Il résulte de ce qui précède que les conclusions indemnitaires de la requête doivent être rejetées.

Sur les conclusions à fin d’injonction et d’astreinte :

Lorsque le juge administratif statue sur un recours indemnitaire tendant à la réparation d’un préjudice imputable à un comportement fautif d’une personne publique et qu’il constate que ce comportement et ce préjudice perdurent à la date à laquelle il se prononce, il peut, en vertu de ses pouvoirs de pleine juridiction et lorsqu’il est saisi de conclusions en ce sens, enjoindre à la personne publique en cause de mettre fin à ce comportement ou d’en pallier les effets.

Il ne résulte pas de l’instruction que la désignation d’une association agréée dans le cadre du dispositif d’accompagnement vers et dans le logement (« AVDL ») serait de nature à mettre fin ou à pallier les effets de la carence de l’Etat.
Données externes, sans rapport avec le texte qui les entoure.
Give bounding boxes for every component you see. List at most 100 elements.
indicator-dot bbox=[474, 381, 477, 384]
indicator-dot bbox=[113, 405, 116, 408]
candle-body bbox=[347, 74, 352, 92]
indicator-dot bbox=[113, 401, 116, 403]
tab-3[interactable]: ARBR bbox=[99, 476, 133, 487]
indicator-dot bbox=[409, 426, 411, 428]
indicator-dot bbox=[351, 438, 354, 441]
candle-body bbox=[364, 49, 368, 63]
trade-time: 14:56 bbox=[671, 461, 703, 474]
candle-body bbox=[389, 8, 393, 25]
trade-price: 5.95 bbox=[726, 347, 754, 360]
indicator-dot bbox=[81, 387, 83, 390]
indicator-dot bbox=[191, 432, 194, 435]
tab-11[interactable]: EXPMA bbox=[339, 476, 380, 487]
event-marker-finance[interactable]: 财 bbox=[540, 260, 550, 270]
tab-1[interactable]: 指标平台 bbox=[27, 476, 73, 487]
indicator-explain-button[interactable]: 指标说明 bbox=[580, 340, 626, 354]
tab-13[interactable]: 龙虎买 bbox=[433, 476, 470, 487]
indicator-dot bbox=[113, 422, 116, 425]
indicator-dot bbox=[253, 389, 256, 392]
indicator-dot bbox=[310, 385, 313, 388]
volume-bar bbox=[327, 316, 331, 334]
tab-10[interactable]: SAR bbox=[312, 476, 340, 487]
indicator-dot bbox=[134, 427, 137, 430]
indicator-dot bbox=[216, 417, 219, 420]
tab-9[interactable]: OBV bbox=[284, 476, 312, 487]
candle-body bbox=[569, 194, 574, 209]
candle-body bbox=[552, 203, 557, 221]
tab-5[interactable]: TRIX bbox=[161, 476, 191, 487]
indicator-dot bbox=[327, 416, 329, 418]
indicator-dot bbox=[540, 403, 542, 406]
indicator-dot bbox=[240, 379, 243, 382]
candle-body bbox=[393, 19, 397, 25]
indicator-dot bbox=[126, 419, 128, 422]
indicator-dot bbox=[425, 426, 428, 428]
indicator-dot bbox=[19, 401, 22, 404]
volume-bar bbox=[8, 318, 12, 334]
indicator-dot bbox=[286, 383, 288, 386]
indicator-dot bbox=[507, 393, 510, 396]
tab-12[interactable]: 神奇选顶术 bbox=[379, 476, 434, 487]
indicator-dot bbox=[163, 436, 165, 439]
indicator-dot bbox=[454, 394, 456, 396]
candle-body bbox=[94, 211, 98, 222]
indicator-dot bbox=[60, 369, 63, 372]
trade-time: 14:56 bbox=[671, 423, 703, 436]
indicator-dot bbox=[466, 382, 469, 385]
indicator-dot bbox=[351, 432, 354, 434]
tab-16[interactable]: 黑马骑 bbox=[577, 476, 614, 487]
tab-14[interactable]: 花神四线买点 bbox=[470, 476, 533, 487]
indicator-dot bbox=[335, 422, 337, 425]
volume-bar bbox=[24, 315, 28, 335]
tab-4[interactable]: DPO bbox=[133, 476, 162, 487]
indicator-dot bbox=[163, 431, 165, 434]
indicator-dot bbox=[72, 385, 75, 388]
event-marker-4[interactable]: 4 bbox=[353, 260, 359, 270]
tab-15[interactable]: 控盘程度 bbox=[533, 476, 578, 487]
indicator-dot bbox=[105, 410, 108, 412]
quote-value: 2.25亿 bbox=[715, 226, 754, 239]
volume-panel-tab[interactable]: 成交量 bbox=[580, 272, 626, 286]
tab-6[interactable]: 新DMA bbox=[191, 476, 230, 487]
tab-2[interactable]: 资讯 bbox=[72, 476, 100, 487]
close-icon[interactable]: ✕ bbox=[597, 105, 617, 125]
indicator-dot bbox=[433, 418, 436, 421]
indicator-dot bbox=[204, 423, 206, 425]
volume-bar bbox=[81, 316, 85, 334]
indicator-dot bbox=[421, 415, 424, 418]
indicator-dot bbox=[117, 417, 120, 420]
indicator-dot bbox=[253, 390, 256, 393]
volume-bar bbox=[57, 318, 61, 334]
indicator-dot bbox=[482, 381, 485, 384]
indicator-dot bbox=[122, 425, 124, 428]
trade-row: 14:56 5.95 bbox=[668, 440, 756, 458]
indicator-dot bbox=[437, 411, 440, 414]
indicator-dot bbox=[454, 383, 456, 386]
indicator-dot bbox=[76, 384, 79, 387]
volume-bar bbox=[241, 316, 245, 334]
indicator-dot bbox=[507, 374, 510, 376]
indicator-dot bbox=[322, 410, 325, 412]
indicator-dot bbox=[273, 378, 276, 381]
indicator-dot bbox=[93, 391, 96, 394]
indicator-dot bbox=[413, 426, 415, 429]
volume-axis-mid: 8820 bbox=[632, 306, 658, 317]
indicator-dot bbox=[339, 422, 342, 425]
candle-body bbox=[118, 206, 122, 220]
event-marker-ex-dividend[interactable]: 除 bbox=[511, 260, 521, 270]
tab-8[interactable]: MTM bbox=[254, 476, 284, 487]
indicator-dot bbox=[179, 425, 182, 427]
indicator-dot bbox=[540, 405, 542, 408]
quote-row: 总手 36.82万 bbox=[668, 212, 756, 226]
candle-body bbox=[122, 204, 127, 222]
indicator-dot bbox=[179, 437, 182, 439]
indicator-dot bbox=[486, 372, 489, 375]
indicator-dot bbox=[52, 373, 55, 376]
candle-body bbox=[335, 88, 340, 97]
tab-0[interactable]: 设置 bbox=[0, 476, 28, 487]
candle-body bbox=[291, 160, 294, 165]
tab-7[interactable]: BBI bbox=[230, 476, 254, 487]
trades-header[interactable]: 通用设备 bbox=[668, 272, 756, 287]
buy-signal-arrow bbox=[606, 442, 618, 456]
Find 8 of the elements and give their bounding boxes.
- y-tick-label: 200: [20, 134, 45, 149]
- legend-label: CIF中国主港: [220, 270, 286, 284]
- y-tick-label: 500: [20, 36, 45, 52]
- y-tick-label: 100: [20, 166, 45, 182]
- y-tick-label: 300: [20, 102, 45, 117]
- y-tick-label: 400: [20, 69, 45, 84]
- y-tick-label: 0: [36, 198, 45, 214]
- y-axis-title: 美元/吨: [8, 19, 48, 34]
Par suite, ces conclusions à fin d’injonction et d’astreinte doivent être rejetées.


D E C I D E :


Article 1er : La requête de M. et Mme E... est rejetée.

Article 2 : Le présent jugement sera notifié à M. C... E..., à Mme D... B... épouse E..., à Me Lubaki et au ministre de l’aménagement du territoire et de la décentralisation.

Copie en sera adressée au préfet de la Seine-Saint-Denis.



Rendu public par mise à disposition au greffe le 1er octobre 2025.


Le magistrat désigné

L. F...
La greffière

L. Destour




La République mande et ordonne au ministre de l’aménagement du territoire et de la décentralisation en ce qui le concerne ou à tous commissaires de justice à ce requis en ce qui concerne les voies de droit commun contre les parties privées, de pourvoir à l'exécution de la présente décision.